She starts by telling me how concerned she is. “He doesn’t get home until late, and by the time he showers and eats dinner, it’s even later. He does his homework which can take up to three hours. I mean, I feel bad because the school work doesn’t come easy for him. After he’s done it’s really late. We try and tell him to go to sleep, but he insists he needs to at least watch a little TV or go on the computer to ‘chill out.’ By the time he goes to sleep it is way late. And then soon enough it is morning and it starts all over again.”

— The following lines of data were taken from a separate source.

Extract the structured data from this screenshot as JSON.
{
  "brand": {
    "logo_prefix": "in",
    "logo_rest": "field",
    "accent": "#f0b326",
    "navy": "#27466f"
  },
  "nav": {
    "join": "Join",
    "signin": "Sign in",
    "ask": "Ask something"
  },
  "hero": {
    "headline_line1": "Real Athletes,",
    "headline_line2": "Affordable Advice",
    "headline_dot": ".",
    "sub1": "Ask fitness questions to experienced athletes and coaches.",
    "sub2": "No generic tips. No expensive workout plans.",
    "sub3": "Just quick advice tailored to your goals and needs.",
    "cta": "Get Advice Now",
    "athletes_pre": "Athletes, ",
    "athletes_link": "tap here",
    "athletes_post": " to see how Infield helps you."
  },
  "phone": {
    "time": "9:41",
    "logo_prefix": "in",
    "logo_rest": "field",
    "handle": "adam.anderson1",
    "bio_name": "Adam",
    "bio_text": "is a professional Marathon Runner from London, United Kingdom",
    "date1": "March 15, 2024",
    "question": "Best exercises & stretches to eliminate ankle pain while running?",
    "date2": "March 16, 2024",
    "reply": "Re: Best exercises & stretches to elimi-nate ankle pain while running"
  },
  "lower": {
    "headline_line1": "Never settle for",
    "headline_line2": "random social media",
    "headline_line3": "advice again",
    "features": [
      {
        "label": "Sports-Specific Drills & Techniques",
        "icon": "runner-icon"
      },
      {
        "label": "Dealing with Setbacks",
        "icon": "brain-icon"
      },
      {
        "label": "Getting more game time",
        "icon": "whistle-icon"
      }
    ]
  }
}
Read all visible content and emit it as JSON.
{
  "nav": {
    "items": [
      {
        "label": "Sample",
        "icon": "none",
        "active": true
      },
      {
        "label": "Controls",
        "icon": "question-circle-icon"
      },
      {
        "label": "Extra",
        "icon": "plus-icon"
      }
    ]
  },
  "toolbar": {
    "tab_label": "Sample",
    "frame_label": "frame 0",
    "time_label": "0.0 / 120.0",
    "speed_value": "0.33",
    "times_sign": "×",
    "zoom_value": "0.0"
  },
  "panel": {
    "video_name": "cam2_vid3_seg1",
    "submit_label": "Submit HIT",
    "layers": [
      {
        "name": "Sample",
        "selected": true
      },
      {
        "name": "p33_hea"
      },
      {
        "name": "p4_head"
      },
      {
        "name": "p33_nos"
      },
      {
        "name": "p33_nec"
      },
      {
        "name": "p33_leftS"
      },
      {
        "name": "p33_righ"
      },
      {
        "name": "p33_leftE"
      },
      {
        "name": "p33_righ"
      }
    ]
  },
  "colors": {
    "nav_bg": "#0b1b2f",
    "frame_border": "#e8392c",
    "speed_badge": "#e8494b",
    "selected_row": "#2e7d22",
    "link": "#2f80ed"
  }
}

I express my understanding. It really does sound like a rigorous routine and I tell her so. She responds with a big sigh. She tells me they don’t know what to do. She reports that she and her husband are torn up and confused it. He has a tutor twice a week and still his grade are low average.
When he was younger, they often made him cut down on participation in team practices and on occasion games. Now however, he is in high school. If he misses practice or games he is off the team. If he doesn’t keep his grades up the school won’t let him play. He is a talented athlete. She and her husband are convinced (and perhaps rightfully so) that his self-esteem rests in his confidence about his athletic skill. To take this away they realize would cost him a price they are not willing to ask him to pay.
“So, she wonders,” aloud “Is there a way to strike a balance?”
Her concerns highlight just a few of the challenges faced by teen athletes. Do people really understand how difficult it is to “do it all?” I pause to think a moment before responding. I am aware that there is no easy answer or ‘perfect’ solution.
As a senior, I understand what to “do it all” means. During August-October, it was cross country (running) season for me. Throughout the time, I was struggling with my grades and trying to make varsity to be one of the top six runners to go to District and State XC. Being a national honor student, my grades were extremely vital for me, and balancing the harsh training of the sport trying to stay sane was extremely difficult. I felt as if I had to be a superhero – get everything done and done right with fantastic results. The thing is, no one can be superman. The important thing is that parents sometimes expect their teenage children to be superman, but they can’t. It is important for a parent to understand that a student also needs a break on a Saturday or Sunday. Don’t yell at your kid for not doing their homework on Friday night right after school – they need to chill, just like this kid explained above. If a parent or parents takes away the school involvement beyond the classroom, self-esteem and college interests will start to disappear.